NATHAN BYRNE WALKED up the steps of the police station and stopped before the polished steel and glass doors. An icy wind swept past him, sending debris flying down the street. He looked over at the coffee shop he'd just left. The commuters were starting to show up. He'd missed them by inches.

    The sergeant at the desk was grinning wildly, waving a paper at him as he came inside.

    "Hey, Nate, been waiting for you. Got a good one. Guy lost in the woods. Then he was taken, you know, by a shiny silver something or other. His fishing partner saw the whole thing."

    "Detective Byrne to you," Nathan said, knowing it was a futile demand. "What the hell are you talking about, Manny?"

    The sergeant couldn't stop smiling. "It's all in here," he said, handing the paper over. "Captain says you're the one to look into it."

    "I'm not Missing Persons, as you and he know. So give it to someone else."

    "No can do. Captain wants to see you right away. Soon as you arrived, he said."

    Nathan studied the sergeant. He sighed and folded the piece of paper carefully and then shoved it in his pocket. "Right." As he walked away he added, "Wipe that hyena grin off your face or I might think about doing it for you." He heard the smothered laugh all the way down the corridor to the captain's office.

    It was a nice office, a thick rug on the floor, pale ivory walls, and windows that let in daylight. His own ancient desk in the small room he shared with seven other detectives didn't have the same ambience at all, he thought. He knocked on the half-open door.

    "Nathan, come in, come in." The captain was tending to a plant on the windowsill. Unsuccessfully, if the plethora of dry leaves that covered the floor nearby was any sign.

    "Waste of time," he said, gesturing to the near lifeless plant. "My wife insists I need something green around. More trouble than it's worth. So, what do you think? How's it looking? I want you out there right away, but tell me what you see now, based on the report."

    "I haven't read the report," Nathan said. "I just got here."

    "Then read it now, for God's sake, man!" The captain moved away from the window and sat down in his soft, high-backed chair.

    Nathan pulled the paper out of his pocket, unfolded it, and began to read. When he finished he looked up at his superior. "It looks like a straightforward, run-of-the-mill case for Missing Persons, same as I told the sergeant."
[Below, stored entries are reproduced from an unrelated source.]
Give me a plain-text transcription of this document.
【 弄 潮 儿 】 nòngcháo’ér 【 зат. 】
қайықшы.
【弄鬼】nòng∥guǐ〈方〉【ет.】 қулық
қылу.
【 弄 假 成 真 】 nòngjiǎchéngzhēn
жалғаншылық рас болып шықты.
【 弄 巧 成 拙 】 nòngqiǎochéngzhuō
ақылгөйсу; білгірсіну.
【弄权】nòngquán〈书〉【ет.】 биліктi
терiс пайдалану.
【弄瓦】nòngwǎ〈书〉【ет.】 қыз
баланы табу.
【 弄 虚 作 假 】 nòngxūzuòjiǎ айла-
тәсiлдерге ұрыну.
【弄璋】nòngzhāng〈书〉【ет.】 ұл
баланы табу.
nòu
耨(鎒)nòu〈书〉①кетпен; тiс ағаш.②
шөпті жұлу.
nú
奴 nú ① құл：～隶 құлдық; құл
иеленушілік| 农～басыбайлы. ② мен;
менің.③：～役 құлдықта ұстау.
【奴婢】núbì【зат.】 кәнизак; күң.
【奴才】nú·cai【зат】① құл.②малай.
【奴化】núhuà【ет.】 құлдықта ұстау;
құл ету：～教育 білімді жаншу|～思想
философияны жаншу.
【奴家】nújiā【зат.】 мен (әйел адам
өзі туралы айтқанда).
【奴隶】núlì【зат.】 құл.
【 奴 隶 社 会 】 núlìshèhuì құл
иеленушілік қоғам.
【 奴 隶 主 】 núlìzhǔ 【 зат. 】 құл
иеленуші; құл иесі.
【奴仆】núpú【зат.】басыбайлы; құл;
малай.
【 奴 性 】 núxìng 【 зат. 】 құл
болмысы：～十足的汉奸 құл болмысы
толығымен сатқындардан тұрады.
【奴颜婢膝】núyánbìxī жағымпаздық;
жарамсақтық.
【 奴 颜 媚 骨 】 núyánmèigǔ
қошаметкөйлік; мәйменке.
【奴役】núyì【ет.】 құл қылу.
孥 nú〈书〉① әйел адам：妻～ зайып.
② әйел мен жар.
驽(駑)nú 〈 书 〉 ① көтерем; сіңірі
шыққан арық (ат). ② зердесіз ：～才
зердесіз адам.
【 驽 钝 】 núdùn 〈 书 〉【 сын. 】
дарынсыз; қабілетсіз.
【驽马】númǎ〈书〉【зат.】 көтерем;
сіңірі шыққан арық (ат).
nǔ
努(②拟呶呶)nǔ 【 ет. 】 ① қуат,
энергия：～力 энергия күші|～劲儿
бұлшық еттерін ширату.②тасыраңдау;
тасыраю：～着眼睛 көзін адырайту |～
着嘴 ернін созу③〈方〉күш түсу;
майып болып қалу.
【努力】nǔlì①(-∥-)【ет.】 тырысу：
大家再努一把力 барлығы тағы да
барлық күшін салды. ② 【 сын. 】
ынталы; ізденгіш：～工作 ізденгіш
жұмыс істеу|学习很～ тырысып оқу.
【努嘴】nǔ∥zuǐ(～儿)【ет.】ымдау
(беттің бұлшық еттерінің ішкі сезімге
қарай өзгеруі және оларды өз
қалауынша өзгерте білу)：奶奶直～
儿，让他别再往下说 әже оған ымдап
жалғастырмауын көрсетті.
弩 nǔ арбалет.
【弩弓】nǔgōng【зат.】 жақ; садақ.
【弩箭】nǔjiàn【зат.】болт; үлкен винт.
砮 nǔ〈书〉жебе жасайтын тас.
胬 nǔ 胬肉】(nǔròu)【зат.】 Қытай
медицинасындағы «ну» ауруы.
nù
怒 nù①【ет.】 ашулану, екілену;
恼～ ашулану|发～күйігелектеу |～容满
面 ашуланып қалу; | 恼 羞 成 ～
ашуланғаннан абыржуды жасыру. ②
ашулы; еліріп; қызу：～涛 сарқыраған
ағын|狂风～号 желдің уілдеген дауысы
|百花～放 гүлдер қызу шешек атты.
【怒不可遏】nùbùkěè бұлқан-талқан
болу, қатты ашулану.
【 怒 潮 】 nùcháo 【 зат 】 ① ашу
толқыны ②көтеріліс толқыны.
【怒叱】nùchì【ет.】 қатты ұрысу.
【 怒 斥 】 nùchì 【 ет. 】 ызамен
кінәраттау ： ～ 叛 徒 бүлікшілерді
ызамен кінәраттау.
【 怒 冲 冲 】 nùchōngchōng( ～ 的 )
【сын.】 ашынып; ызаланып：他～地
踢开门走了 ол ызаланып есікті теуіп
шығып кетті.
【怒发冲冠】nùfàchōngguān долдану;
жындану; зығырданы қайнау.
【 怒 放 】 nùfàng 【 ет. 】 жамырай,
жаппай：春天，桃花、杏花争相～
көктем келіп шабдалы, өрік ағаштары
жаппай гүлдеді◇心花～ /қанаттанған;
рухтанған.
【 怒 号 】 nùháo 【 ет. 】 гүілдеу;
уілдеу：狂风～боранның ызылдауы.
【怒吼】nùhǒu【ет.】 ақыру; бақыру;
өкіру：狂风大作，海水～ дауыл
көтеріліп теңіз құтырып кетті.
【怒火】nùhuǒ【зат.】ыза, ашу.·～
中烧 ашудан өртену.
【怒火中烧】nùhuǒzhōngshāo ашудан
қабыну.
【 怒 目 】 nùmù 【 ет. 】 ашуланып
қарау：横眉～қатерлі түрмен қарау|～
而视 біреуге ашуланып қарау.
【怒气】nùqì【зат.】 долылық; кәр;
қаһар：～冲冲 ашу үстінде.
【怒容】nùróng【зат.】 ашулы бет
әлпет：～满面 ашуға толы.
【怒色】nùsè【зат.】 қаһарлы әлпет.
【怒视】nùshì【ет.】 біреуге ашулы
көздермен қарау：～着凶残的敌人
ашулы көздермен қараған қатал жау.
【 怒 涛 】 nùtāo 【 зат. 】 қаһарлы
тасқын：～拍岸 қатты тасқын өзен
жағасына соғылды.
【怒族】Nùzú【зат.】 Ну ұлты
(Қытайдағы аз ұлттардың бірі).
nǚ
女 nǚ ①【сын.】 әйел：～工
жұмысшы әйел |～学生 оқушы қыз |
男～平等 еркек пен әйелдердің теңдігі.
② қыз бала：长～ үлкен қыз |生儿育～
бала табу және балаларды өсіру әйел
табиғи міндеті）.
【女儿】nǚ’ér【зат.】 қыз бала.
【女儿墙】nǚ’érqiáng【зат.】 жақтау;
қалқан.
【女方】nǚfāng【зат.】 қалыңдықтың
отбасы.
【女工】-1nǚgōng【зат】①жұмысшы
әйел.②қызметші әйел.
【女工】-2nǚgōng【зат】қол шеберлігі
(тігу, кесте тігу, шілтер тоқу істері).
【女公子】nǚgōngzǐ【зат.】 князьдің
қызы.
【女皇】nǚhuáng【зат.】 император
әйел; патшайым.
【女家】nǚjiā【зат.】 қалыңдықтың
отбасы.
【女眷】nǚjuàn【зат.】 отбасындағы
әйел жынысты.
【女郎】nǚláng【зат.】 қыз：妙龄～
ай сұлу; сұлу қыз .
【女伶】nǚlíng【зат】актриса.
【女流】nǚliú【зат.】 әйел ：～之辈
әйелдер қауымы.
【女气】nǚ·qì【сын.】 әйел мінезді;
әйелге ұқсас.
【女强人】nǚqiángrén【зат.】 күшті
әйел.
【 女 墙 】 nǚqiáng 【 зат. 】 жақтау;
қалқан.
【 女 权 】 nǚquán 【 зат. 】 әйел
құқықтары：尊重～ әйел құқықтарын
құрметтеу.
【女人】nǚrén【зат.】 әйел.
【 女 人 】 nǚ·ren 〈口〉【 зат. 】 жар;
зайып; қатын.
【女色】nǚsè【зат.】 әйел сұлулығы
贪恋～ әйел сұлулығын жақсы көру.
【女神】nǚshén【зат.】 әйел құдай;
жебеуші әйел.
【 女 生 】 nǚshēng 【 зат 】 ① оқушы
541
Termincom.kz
    "Did you look at the name of who went missing? What, is it too early for you to figure this out? Do I have to do that for you?"

    Nathan stared at the man. It was unusual behavior for the captain. He reread the note. This time the name jumped out at him—Henry Jacobson. Their very own local hero. A man who'd saved three children from an elementary school fire a few years back. He also just happened to be the captain's wife's uncle, mad as a hatter in the opinion of some, owing to an early ingestion of mercury from his work in a coal plant. Wasn't mercury the same chemical used by hatters for making hats back in the 1800s? Nathan wondered. Now where had he picked that up? The captain's wife adored the man, and the captain loved his wife.